Re: partitioning RDD

Hi,
Please use proper subject when sending email to user@

In your example below, what do the values inside curly braces represent ?
I assume not the keys since values for same key should go to the same
partition.

Cheers

On Mon, Jan 11, 2016 at 10:51 AM, Daniel Imberman <daniel.imberman@gmail.com
> wrote:

> Hi all,
>
> I'm looking for a way to efficiently partition an RDD, but allow the same
> data to exists on multiple partitions.
>
>
> Lets say I have a key-value RDD with keys {1,2,3,4}
>
> I want to be able to to repartition the RDD so that so the partitions look
> like
>
> p1 = {1,2}
> p2 = {2,3}
> p3 = {3,4}
>
> Locality is important in this situation as I would be doing internal
> comparison values.
>
> Does anyone have any thoughts as to how I could go about doing this?
>
> Thank you
>

Re: partitioning RDD

Posted by Daniel Imberman <da...@gmail.com>.

Hi Ted,

Sorry about that. I will be more careful in future emails.

So the values are representing buckets (so 1 would represent all values
with key 1, 2 represents all values with key 2, etc.)

The issue is that I would want to have all values of key 1 and key 2 in
partition 1, while then having all values of key 2 and key 3 in partition
2. The idea here is that I can pre-determine which buckets I would want to
compare to another and then use mapPartitions to handle those comparisons
individually.

The ideas I've had in the past seems like they would be very inefficient.My
original thought was to have a List of RDDs.
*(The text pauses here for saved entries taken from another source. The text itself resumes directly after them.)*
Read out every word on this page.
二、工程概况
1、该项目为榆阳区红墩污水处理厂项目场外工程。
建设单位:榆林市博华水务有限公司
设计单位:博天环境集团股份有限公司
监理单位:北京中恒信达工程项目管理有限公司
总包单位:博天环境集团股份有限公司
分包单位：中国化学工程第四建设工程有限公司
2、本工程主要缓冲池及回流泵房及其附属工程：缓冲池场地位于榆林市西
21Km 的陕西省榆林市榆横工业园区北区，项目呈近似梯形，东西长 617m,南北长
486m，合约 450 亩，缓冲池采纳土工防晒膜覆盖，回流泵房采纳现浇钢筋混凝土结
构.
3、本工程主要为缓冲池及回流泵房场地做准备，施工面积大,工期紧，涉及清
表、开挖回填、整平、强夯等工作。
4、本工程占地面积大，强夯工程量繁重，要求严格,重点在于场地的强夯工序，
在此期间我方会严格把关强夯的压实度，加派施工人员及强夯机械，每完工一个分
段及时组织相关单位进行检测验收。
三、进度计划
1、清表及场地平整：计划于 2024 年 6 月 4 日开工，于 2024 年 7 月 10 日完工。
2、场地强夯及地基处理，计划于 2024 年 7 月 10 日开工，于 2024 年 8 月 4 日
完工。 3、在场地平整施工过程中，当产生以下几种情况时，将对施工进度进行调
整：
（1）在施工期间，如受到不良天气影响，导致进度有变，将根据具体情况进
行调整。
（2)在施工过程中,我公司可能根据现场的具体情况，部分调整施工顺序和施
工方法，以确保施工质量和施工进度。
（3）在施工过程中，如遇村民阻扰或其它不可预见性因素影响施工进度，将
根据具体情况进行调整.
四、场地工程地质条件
Something along the lines of
this:

(this is purely pseudocode so there may be errors)

val r:RDD[Int, Vector]
val a = List(1 to 5)
a.map(i =>  r.filter{case(key,value) => key == i || key == (i + 1) % 5}
a.foreach{//whatever mapping I need to do}

but this solution seems like it would potentially require a lot of shuffles
once I complete whatever comparisons I need to perform and would not have
the benefit of locality between buckets.

Any help that might point me in the correct direction would be greatly
appreciated.

Thank you!

Daniel

On Mon, Jan 11, 2016 at 11:11 AM Ted Yu <yu...@gmail.com> wrote:

> Hi,
> Please use proper subject when sending email to user@
>
> In your example below, what do the values inside curly braces represent ?
> I assume not the keys since values for same key should go to the same
> partition.
>
> Cheers
>
> On Mon, Jan 11, 2016 at 10:51 AM, Daniel Imberman <
> daniel.imberman@gmail.com> wrote:
>
>> Hi all,
>>
>> I'm looking for a way to efficiently partition an RDD, but allow the same
>> data to exists on multiple partitions.
>>
>>
>> Lets say I have a key-value RDD with keys {1,2,3,4}
>>
>> I want to be able to to repartition the RDD so that so the partitions
>> look like
>>
>> p1 = {1,2}
>> p2 = {2,3}
>> p3 = {3,4}
>>
>> Locality is important in this situation as I would be doing internal
>> comparison values.
>>
>> Does anyone have any thoughts as to how I could go about doing this?
>>
>> Thank you
>>
>
>